The Gaze within
Prabhat Sharan Mumbai
The plethora of small political parties gradually cobbling together a front, albeit in a tenuous manner, has flummoxed political analysts and old political warhorses alike in Maharashtra. Complicating the electoral conundrum further is the emergence of a Dalit-Muslim OBC (Other Backward Class) combine saturated with pockets having a sizeable density of both estranged communities. The Dalit-Muslim OBC combine is an emerging power even though it is still in an incipient stage. The Congress-NCP and Shiv Sena-BJP alliance always took the Dalits and the Muslim OBC communities for granted. They are now finding a common platform in the fast deteriorating economy.
Mumbai, once touted as the commercial capital, an answer to the common man's dreams, has become a nightmare not just for middle-class job seekers but also for the over-exploited, marginalised communities. Whatever analysts with their own caste-class prejudices or political parties may say with irrefutable logical theories backed with statistics, Dalits in Maharashtra are gradually distancing themselves from their so-called parties. Same is the case with the Muslim OBCs who belong to the lower echelons of the social hierarchy of this minority group. Both are finding empathy in each other and the worsening economy is binding
them closer.
The power of this vote-bank is likely to show only a minimal strength in the forthcoming parliamentary elections. "But, in the state assembly polls, they will certainly become the most powerful lever at the hustings," feels Hasan Kamaal, political analyst and prominent Urdu journalist.
Who will benefit from this? "The BSP. The party might not open its account this time but will rake in seats in the assembly elections," says Rakshit Sonawane, political bureau chief (Mumbai), Indian Express. Issues like the Babri Masjid demolition, non-implementation of Srikrishna Commission Report on the Mumbai pogrom against Muslims-1992-93, or Batla House encounter, according to most social activists, have been put on the back-burner and "will not sway Muslim voters in Mumbai or Maharashtra in the Lok Sabha elections".
The demographic composition of Muslim identity is not homogeneous. "In fact, it varies from place to place and is extremely amorphous, contrary to the image projected in the media or by parochial Right wing parties for vested interests," avers Urdu litterateur, Ayubi Mahmood.
Maharashtra, especially Mumbai, like India, has so much of diversity, socio-linguistically and culturally. "It would be erroneous to lump people from one community in one crucible of thought forms, like labelling all communists as belonging to CPM," says Vinod Raghavan, activist and journalist, who works in the poverty-ridden Muslim-dominated Cheetah Camp slums in north-east Mumbai.
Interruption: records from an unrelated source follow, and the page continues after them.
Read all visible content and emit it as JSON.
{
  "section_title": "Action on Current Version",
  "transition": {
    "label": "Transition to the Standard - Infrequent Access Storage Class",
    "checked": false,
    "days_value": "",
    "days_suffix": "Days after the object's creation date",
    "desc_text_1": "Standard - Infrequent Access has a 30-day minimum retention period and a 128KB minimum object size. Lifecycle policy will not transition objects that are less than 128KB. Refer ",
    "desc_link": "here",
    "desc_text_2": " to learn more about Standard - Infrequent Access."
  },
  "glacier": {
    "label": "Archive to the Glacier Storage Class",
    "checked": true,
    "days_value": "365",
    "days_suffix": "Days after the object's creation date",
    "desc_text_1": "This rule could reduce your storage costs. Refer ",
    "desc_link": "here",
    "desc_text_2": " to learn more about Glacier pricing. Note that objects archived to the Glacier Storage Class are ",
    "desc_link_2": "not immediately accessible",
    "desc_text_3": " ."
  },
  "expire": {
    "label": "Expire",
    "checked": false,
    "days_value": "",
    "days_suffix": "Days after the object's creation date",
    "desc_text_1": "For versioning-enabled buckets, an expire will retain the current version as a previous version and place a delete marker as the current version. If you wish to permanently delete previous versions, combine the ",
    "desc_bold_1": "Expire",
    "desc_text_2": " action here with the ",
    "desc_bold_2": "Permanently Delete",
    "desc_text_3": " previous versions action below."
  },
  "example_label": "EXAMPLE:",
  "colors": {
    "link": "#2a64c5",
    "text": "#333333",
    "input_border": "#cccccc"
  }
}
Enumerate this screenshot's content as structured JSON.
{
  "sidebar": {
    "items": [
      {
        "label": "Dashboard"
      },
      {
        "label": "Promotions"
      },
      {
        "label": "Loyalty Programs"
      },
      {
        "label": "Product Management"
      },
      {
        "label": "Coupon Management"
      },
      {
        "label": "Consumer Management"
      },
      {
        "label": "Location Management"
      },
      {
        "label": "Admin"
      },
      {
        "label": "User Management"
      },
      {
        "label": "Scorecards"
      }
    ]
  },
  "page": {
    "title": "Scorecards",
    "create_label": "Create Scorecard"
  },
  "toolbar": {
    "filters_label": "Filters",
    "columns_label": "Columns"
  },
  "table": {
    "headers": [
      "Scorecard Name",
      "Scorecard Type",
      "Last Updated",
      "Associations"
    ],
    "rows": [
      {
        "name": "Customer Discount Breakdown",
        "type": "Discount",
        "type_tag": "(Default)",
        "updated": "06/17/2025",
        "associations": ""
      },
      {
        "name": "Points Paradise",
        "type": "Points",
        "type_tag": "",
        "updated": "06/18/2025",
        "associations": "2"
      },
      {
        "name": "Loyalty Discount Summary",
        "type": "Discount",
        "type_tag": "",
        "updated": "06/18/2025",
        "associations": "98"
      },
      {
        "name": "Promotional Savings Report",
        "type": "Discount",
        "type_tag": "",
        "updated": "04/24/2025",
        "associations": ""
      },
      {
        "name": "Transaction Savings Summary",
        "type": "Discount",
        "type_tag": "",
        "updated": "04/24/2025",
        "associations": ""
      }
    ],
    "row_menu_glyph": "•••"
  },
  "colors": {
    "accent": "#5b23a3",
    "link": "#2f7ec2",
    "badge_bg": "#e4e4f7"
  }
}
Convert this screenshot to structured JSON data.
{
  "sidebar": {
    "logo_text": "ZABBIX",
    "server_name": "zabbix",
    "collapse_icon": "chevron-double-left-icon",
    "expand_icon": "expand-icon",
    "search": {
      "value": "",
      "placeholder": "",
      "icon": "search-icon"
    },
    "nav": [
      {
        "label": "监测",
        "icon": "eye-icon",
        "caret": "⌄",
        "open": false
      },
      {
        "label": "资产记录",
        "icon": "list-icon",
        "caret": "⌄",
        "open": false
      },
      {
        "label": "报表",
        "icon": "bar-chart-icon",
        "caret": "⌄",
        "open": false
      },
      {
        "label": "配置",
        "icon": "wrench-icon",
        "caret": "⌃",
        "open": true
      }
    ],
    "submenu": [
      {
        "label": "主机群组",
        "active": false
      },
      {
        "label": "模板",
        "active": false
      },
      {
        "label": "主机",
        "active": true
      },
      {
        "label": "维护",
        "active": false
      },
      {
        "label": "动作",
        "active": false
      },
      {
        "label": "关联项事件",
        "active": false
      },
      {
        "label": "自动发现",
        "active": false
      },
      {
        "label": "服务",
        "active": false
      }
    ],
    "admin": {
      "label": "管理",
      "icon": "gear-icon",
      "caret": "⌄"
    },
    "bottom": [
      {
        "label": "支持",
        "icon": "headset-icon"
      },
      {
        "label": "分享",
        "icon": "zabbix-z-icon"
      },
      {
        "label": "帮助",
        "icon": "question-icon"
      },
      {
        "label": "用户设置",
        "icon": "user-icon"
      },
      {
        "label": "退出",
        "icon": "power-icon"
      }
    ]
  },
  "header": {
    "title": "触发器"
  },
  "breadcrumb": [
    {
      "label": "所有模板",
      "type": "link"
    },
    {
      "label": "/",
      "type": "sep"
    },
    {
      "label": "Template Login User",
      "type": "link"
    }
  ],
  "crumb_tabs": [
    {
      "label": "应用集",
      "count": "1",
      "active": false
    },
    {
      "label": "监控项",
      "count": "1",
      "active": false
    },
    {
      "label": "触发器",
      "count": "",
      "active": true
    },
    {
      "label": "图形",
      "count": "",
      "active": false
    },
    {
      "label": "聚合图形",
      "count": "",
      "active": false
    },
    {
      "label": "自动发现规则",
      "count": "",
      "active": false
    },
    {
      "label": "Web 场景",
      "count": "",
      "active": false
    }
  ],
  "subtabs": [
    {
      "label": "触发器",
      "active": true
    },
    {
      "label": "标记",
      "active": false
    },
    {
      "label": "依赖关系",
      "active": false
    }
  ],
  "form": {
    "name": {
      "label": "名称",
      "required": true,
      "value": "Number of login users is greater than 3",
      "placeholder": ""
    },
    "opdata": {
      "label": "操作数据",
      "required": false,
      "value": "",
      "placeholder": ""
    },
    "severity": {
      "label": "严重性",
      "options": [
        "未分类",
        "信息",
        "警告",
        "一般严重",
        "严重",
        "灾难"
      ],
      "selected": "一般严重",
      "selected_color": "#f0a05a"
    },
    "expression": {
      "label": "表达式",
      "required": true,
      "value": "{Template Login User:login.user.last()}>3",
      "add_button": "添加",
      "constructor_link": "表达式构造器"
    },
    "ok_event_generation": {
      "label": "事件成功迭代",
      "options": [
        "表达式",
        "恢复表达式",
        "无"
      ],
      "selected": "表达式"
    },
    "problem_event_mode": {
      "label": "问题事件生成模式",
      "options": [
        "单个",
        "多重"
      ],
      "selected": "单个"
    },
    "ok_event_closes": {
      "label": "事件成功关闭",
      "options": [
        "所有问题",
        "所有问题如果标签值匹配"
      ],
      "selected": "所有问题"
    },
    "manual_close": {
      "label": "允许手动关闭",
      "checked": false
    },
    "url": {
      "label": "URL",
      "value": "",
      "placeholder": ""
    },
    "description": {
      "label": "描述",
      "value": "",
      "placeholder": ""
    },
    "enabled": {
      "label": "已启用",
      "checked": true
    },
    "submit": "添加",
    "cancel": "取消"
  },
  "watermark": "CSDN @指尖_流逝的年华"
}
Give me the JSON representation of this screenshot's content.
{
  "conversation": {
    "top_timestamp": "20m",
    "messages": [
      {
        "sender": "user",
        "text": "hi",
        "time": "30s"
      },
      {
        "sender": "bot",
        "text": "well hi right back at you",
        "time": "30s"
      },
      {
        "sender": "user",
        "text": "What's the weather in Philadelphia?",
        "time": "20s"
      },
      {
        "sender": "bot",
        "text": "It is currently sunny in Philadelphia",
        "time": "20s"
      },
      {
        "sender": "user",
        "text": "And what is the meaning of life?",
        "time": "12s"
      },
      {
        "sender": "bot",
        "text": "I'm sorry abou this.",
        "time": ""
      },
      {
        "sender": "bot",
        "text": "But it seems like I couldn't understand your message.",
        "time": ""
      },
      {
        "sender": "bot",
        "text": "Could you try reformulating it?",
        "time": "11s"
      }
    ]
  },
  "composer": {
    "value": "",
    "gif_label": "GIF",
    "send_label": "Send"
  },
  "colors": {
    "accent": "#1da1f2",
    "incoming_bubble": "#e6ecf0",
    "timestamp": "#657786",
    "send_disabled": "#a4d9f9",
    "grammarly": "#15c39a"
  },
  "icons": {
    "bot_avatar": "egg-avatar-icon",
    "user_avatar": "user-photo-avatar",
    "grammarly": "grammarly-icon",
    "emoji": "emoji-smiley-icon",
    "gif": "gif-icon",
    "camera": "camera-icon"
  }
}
The Muslims in Cheetah Camp hail from Andhra Pradesh, Tamil Nadu and Kerala. "They all belong to southern India and have a mindset totally different from that of a Muslim hailing from, say, UP or Bihar. Ask them about the Batla House encounter, they wouldn't know. They belong to the fold which can be termed as lower castes in their respective states. This makes them impervious to issues like non-implementation of the Srikrishna Commission findings or Waqf Board controversies. They live on a day-to-day basis. That is what they are concerned with. In the north central parliamentary constituency, they will play an important role. But no candidate will be able to break ice with them by talking to them about Malegaon or Babri Masjid," explains Raghavan.